For cold outbound to time-pressed ops buyers, the subject line decides the open and the body decides the reply. Operational-notification subject patterns ("Freight invoice incorrect", "Shipment stuck in transit", "Carrier pickup missed") mirror the events the buyer already opens immediately, so the email lands in the same mental inbox as "real work". The body then has to clear the bar in the first three sentences, which is why the lead campaign carried eight angle variations against the same offer rather than one universal template.

Tools and Stack

Smartlead Sending platform across all three ICPs. On-thread follow-ups, daily volume tuned to inbox health, all sequences under the IFS sender persona with the title-rotated signature.
Apollo Base contact enrichment for Logistics or Transportation Manager, Shipping Manager, Warehouse Manager, Purchasing Manager, General Manager, VP, and President roles inside US manufacturers and distributors.

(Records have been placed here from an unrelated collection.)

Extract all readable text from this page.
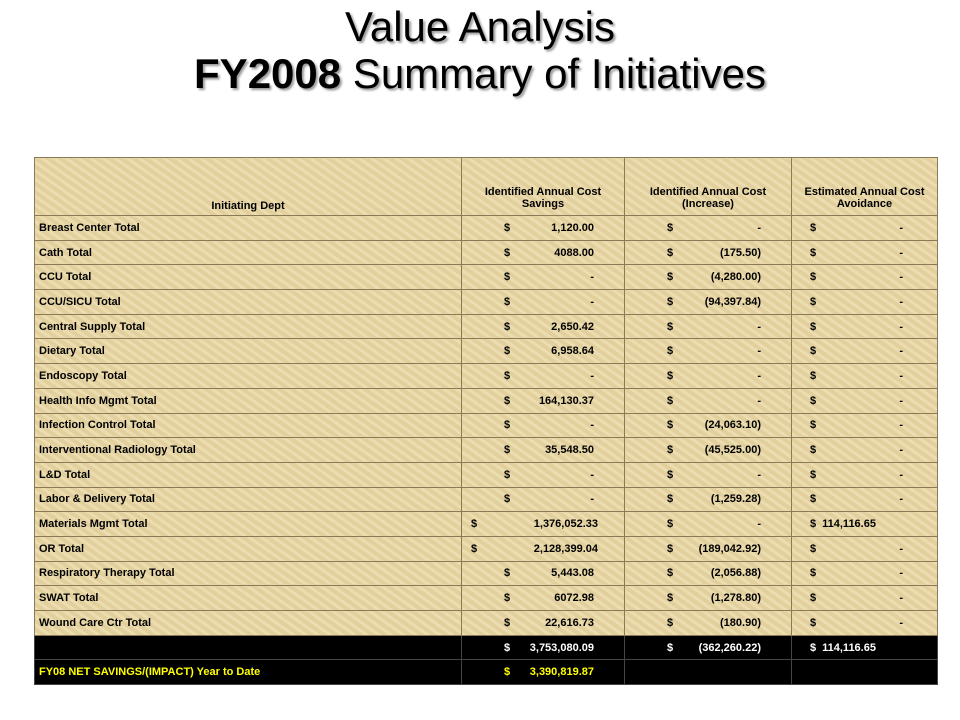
Value Analysis
FY2008 Summary of Initiatives
Initiating Dept	Identified Annual Cost Savings	Identified Annual Cost (Increase)	Estimated Annual Cost Avoidance
Breast Center Total	$ 1,120.00	$ -	$ -

Cath Total	$ 4088.00	$ (175.50)	$ -

CCU Total	$ -	$ (4,280.00)	$ -

CCU/SICU Total	$ -	$ (94,397.84)	$ -

Central Supply Total	$ 2,650.42	$ -	$ -

Dietary Total	$ 6,958.64	$ -	$ -

Endoscopy Total	$ -	$ -	$ -

Health Info Mgmt Total	$ 164,130.37	$ -	$ -

Infection Control Total	$ -	$ (24,063.10)	$ -

Interventional Radiology Total	$ 35,548.50	$ (45,525.00)	$ -

L&D Total	$ -	$ -	$ -

Labor & Delivery Total	$ -	$ (1,259.28)	$ -

Materials Mgmt Total	$ 1,376,052.33	$ -	$ 114,116.65

OR Total	$ 2,128,399.04	$ (189,042.92)	$ -

Respiratory Therapy Total	$ 5,443.08	$ (2,056.88)	$ -

SWAT Total	$ 6072.98	$ (1,278.80)	$ -

Wound Care Ctr Total	$ 22,616.73	$ (180.90)	$ -

	$ 3,753,080.09	$ (362,260.22)	$ 114,116.65

FY08 NET SAVINGS/(IMPACT) Year to Date	$ 3,390,819.87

Clay Enrichment and waterfall sourcing for contacts missing from Apollo, plus firmographic appends (employee band, NAICS, recent hires in logistics roles) per row.
NAICS code filtering US industry classification filter applied to isolate LTL-heavy categories: industrial supplies (4238), packaging and paper (4241), plastics (3261), adhesives and chemicals non-Haz (3255), light manufacturing (333), B2B food and beverage (311/312), building materials distributors (4233).
US firmographic enrichment Revenue band ($5M to $100M sweet spot), employee count (5 to 500), and multi-location signal (1 to 3 DCs) used to size the ICP and route to the matching campaign.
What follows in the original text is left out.